The central idea underlying an RTOS with a fixed-priority scheduler is that a high-priority task should be scheduled ahead of one with lower priority. If necessary, the RTOS can even pre-empt the running task, forcing it to yield the CPU to a higher priority task. Yet, as a developer you have to watch out for programming pitfalls that can result in a higher priority task having to wait for a lower priority task – this condition is known as priority inversion.
Priority inversions can occur in conjunction with a mutex, message queue or other type of synchronization object. The best way to describe the problem is probably to step through an example.
In the timeline diagram below, captured with Tracealyzer, we have a low-priority task (green) executing. It takes a binary semaphore to protect some critical section and continues to execute code within the critical section. When the high-priority task (red) enters the ready state, the RTOS pre-empts the green task and lets the red run. The red task tries to grab the same binary semaphore, but is blocked as the low-priority green task is holding it.

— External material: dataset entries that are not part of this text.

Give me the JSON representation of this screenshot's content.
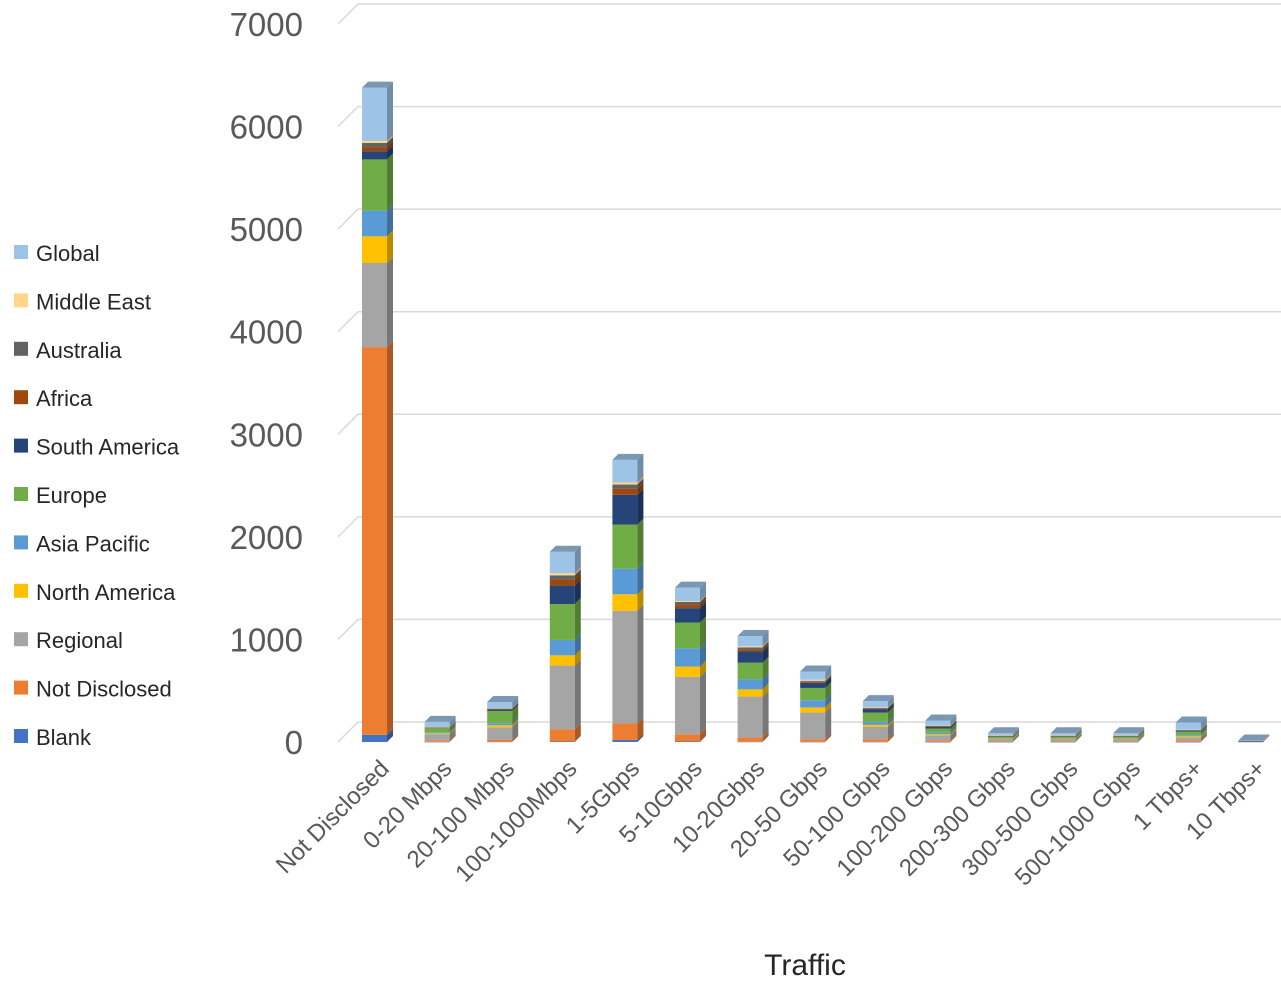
{
  "chart_data": {
    "type": "bar",
    "stacked": true,
    "three_d": true,
    "title": "",
    "xlabel": "Traffic",
    "ylabel": "",
    "ylim": [
      0,
      7000
    ],
    "yticks": [
      0,
      1000,
      2000,
      3000,
      4000,
      5000,
      6000,
      7000
    ],
    "grid": true,
    "legend_position": "left",
    "categories": [
      "Not Disclosed",
      "0-20 Mbps",
      "20-100 Mbps",
      "100-1000Mbps",
      "1-5Gbps",
      "5-10Gbps",
      "10-20Gbps",
      "20-50 Gbps",
      "50-100 Gbps",
      "100-200 Gbps",
      "200-300 Gbps",
      "300-500 Gbps",
      "500-1000 Gbps",
      "1 Tbps+",
      "10 Tbps+"
    ],
    "series": [
      {
        "name": "Blank",
        "color": "#4472C4",
        "values": [
          70,
          2,
          3,
          5,
          20,
          5,
          3,
          2,
          2,
          1,
          1,
          1,
          1,
          1,
          0
        ]
      },
      {
        "name": "Not Disclosed",
        "color": "#ED7D31",
        "values": [
          3780,
          15,
          20,
          120,
          160,
          70,
          40,
          25,
          25,
          15,
          8,
          8,
          8,
          15,
          2
        ]
      },
      {
        "name": "Regional",
        "color": "#A5A5A5",
        "values": [
          820,
          60,
          120,
          620,
          1100,
          560,
          400,
          260,
          120,
          50,
          20,
          20,
          20,
          30,
          3
        ]
      },
      {
        "name": "North America",
        "color": "#FFC000",
        "values": [
          260,
          8,
          20,
          100,
          160,
          100,
          70,
          50,
          20,
          10,
          5,
          5,
          5,
          10,
          1
        ]
      },
      {
        "name": "Asia Pacific",
        "color": "#5B9BD5",
        "values": [
          250,
          10,
          20,
          150,
          250,
          180,
          100,
          70,
          30,
          15,
          5,
          5,
          5,
          10,
          1
        ]
      },
      {
        "name": "Europe",
        "color": "#70AD47",
        "values": [
          500,
          40,
          120,
          350,
          430,
          250,
          160,
          120,
          90,
          40,
          15,
          15,
          15,
          35,
          2
        ]
      },
      {
        "name": "South America",
        "color": "#264478",
        "values": [
          80,
          5,
          15,
          180,
          290,
          140,
          110,
          50,
          30,
          15,
          5,
          5,
          5,
          10,
          1
        ]
      },
      {
        "name": "Africa",
        "color": "#9E480E",
        "values": [
          40,
          2,
          5,
          60,
          60,
          30,
          20,
          10,
          8,
          5,
          2,
          2,
          2,
          3,
          0
        ]
      },
      {
        "name": "Australia",
        "color": "#636363",
        "values": [
          40,
          2,
          5,
          40,
          40,
          30,
          20,
          10,
          8,
          5,
          2,
          2,
          2,
          3,
          0
        ]
      },
      {
        "name": "Middle East",
        "color": "#FFD68A",
        "values": [
          20,
          2,
          2,
          20,
          20,
          10,
          10,
          10,
          5,
          4,
          2,
          2,
          2,
          3,
          0
        ]
      },
      {
        "name": "Global",
        "color": "#9DC3E6",
        "values": [
          520,
          50,
          60,
          210,
          220,
          130,
          100,
          80,
          60,
          50,
          20,
          20,
          20,
          70,
          5
        ]
      }
    ]
  }
}
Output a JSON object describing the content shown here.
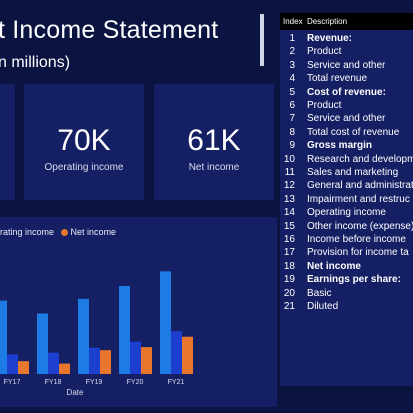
{
  "header": {
    "title": "t Income Statement",
    "subtitle": "n millions)"
  },
  "cards": [
    {
      "value": "70K",
      "label": "Operating income"
    },
    {
      "value": "61K",
      "label": "Net income"
    }
  ],
  "legend": {
    "item1": "rating income",
    "item2": "Net income"
  },
  "colors": {
    "background": "#0b1340",
    "panel": "#151f63",
    "bar_primary": "#1e7be6",
    "bar_secondary": "#1c3fd0",
    "bar_accent": "#e8762c"
  },
  "chart_data": {
    "type": "bar",
    "categories": [
      "FY17",
      "FY18",
      "FY19",
      "FY20",
      "FY21"
    ],
    "xlabel": "Date",
    "series": [
      {
        "name": "",
        "values": [
          120,
          99,
          123,
          144,
          168
        ]
      },
      {
        "name": "rating income",
        "values": [
          32,
          35,
          43,
          53,
          70
        ]
      },
      {
        "name": "Net income",
        "values": [
          21,
          17,
          39,
          44,
          61
        ]
      }
    ],
    "ylim": [
      0,
      180
    ]
  },
  "table": {
    "headers": [
      "Index",
      "Description"
    ],
    "rows": [
      {
        "index": "1",
        "description": "Revenue:",
        "bold": true
      },
      {
        "index": "2",
        "description": "Product",
        "bold": false
      },
      {
        "index": "3",
        "description": "Service and other",
        "bold": false
      },
      {
        "index": "4",
        "description": "Total revenue",
        "bold": false
      },
      {
        "index": "5",
        "description": "Cost of revenue:",
        "bold": true
      },
      {
        "index": "6",
        "description": "Product",
        "bold": false
      },
      {
        "index": "7",
        "description": "Service and other",
        "bold": false
      },
      {
        "index": "8",
        "description": "Total cost of revenue",
        "bold": false
      },
      {
        "index": "9",
        "description": "Gross margin",
        "bold": true
      },
      {
        "index": "10",
        "description": "Research and developm",
        "bold": false
      },
      {
        "index": "11",
        "description": "Sales and marketing",
        "bold": false
      },
      {
        "index": "12",
        "description": "General and administrat",
        "bold": false
      },
      {
        "index": "13",
        "description": "Impairment and restruc",
        "bold": false
      },
      {
        "index": "14",
        "description": "Operating income",
        "bold": false
      },
      {
        "index": "15",
        "description": "Other income (expense)",
        "bold": false
      },
      {
        "index": "16",
        "description": "Income before income",
        "bold": false
      },
      {
        "index": "17",
        "description": "Provision for income ta",
        "bold": false
      },
      {
        "index": "18",
        "description": "Net income",
        "bold": true
      },
      {
        "index": "19",
        "description": "Earnings per share:",
        "bold": true
      },
      {
        "index": "20",
        "description": "Basic",
        "bold": false
      },
      {
        "index": "21",
        "description": "Diluted",
        "bold": false
      }
    ]
  }
}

So far, everything is fine – this is expected behavior. In general, the green task would now run and quickly release the semaphore, at which time it is again pre-empted and the red task can obtain the semaphore and proceed. This time, however, an inversion occurs instead. For some reason, maybe a timed wait that has expired, a medium-priority (orange) task has entered the ready state and is allowed to execute ahead of the green task. As the orange task has no knowledge of the contested semaphore, it happily runs to completion. Only then does the green task finally run so that it can release the semaphore and hand over execution to the red, high-priority task.
So, the high-priority task was blocked and had to wait for an indeterminate time while a medium-priority task ran to completion. That is priority inversion at work.
It is important to realize that the three tasks involved here were essentially helpless. None of them could have done anything to avoid the inversion, at least not without some support from the RTOS. Luckily, such support is available in many RTOSs in the form of mutexes with priority inheritance. A mutex (short for Mutual Exclusion) is a kind of semaphore intended for protecting a shared resource. Priority inheritance means that if a high priority task blocks while attempting to obtain a mutex that is currently held by a lower priority task, then the priority of the task holding the mutex is temporarily raised to that of the blocked task. In our scenario, when the red task was blocked the green task would have been elevated to red priority, effectively preventing the orange task from running.
Priority inheritance does not really cure priority inversion, it just minimizes its effect in some situations. Hard real-time applications should still be carefully designed such that priority inversion does not happen in the first place.
Generally, avoid blocking on shared resources whenever possible. As an example, if your task writes data to a message queue (that might become full) you could instead use a sufficiently large queue that doesn’t get full and, as an extra precaution, write in a non-blocking manner and check the return value for any failed writes. And instead of using multiple critical sections scattered all over the code (sharing a mutex) you can instead create a “server” task that performs all direct operations on the resource and taking requests from “client” tasks using a message queue, in a non-blocking manner. The server can send any replies via other message queues, specified in the requests, that are owned by the client tasks.